A Day in the Life of a Support Worker
Hi, I am Dacy and I have been working with 360 Degrees HealthCare and Rehabilitation Services Ltd (360) for over a year, support work is the complete opposite to my previous job as a beauty therapist. You may ask why the change? Well: I had been working in the beauty industry for over 12 years and have family who worked within care and love it so decided to make a change, I felt support work was the best opportunity for me. Yes support work is not without its challenges but that is what pushes you to strive for the best. So, that is enough about my background, I’m going to tell you about a ‘typical day’ for myself as a support worker.
First of all there’s no such thing as a typical day as a support worker because each person I support has different needs, they have their own way of how they like things to be done, so no two days are the same.
I currently support two clients: Person A and Person B, I provide care and support for them throughout the day. Most mornings I assist an person A who is blind but has not always been, he lives with his lovely wife. He is an absolute gent with a wicked sense of humor and the biggest heart. On my visit with him I’m greeted by his wife, we have a bit of a chat while he wakes up properly, I will then verbally guide him to the bathroom and give him my hand if he needs it, he is still very independent and knows his way around his home, once we are in the bathroom I assist him with personal care. Once he is showered and dry, I guide him back to his bedroom, assist him to dress, apply his creams that he needs and I guide him to the dining table where he sits ready for his breakfast which is prepared by his wife. Every time I am there, I always get a lovely brew made which I drink while having a chat with them both. As I have been there constant support worker, we have developed a close relationship obviously with professional boundaries.

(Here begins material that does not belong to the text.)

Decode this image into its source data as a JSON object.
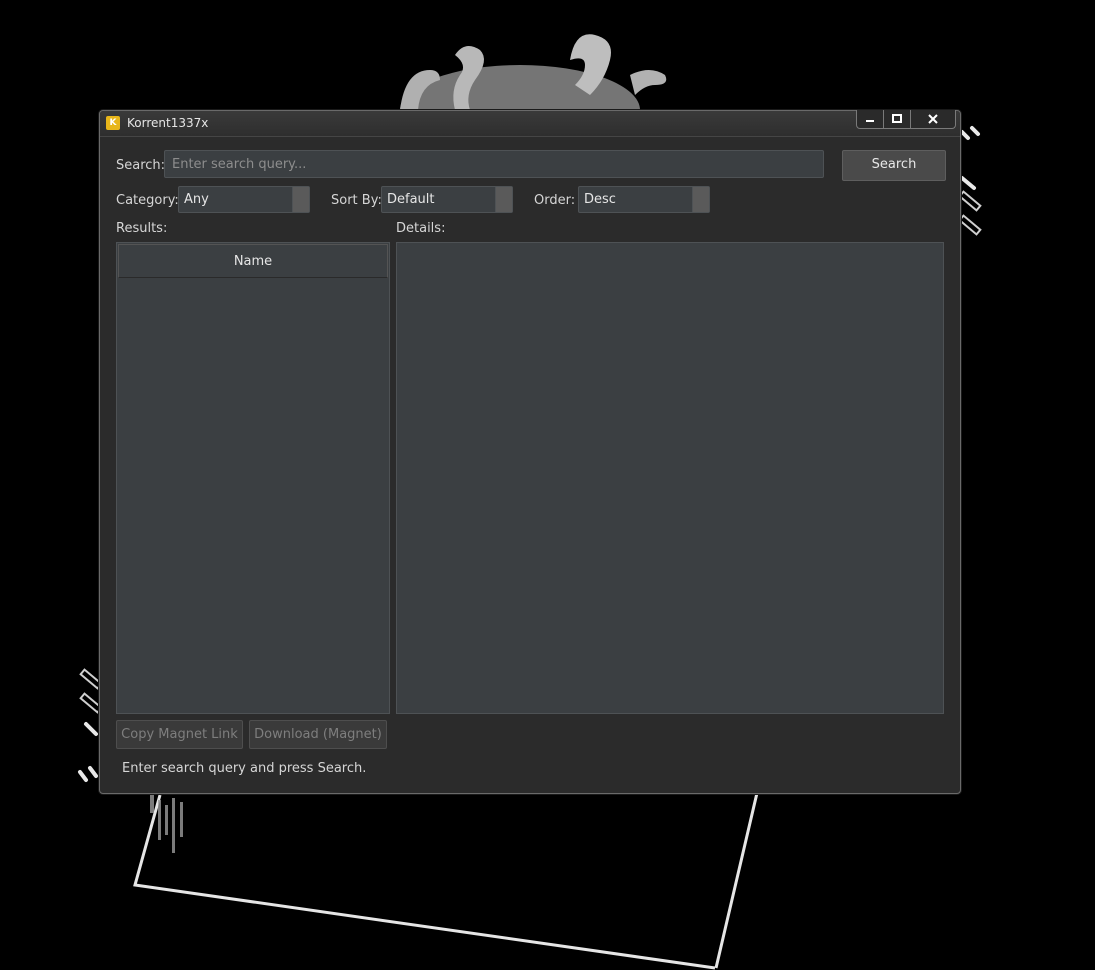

My mid-morning shift to afternoon shift with Person B is a lot more challenging. This service user has a lot more needs, he is non-verbal, partially blind, deaf and has Psoriasis. Occasionally when I go on my visit, he will not be home as he tends to take himself for a walk to the local cornmill which he has been going to for many years. He is a local legend, everybody knows him but at the same time he is very wary of people also and doesn’t trust easily. I have slowly built up a close relationship with him and we have an amazing bond so when I am with him I am able to do all his personal care, he is unable to shower himself, shave, cut his hair, etc, so I always make sure he is showered and all his creams are applied and he is freshly dressed. I administer his medication and assist him with his weekly food shop along with cooking and cleaning. As he is non-verbal, he does find it difficult to communicate any issues he has but as I have been with him for some time, I have begun to understand any issues that he may have. I go out of my way to make sure any issues are dealt with quickly and efficiently. An issue occurred in relation to his key safe and I was unable to get into his safe, so another one was ordered but needed fitting. I managed to get someone to fit his new key safe without cost via social media and I was able to get his old safe fixed. Furthermore I was able to do the same for some rubbish that accumulated in his garden which needed removing so I managed to get all this removed without cost, he was extremely happy to see all this gone. My managing director explained that this is asset-based community development for me as it was building on mine and his network.
As a support worker I find my role a perfect balance of being challenging and providing a real sense of job satisfaction. Helping individuals to establish and maintain a full and active part in society is extremely rewarding. Having the ability to promote independence whether this being in the smallest form of just enabling someone to pick their own clothes or on a larger scale of getting out into the community. Also, the aim is to enable my service users to remain living in their own home and retain as much independence as possible.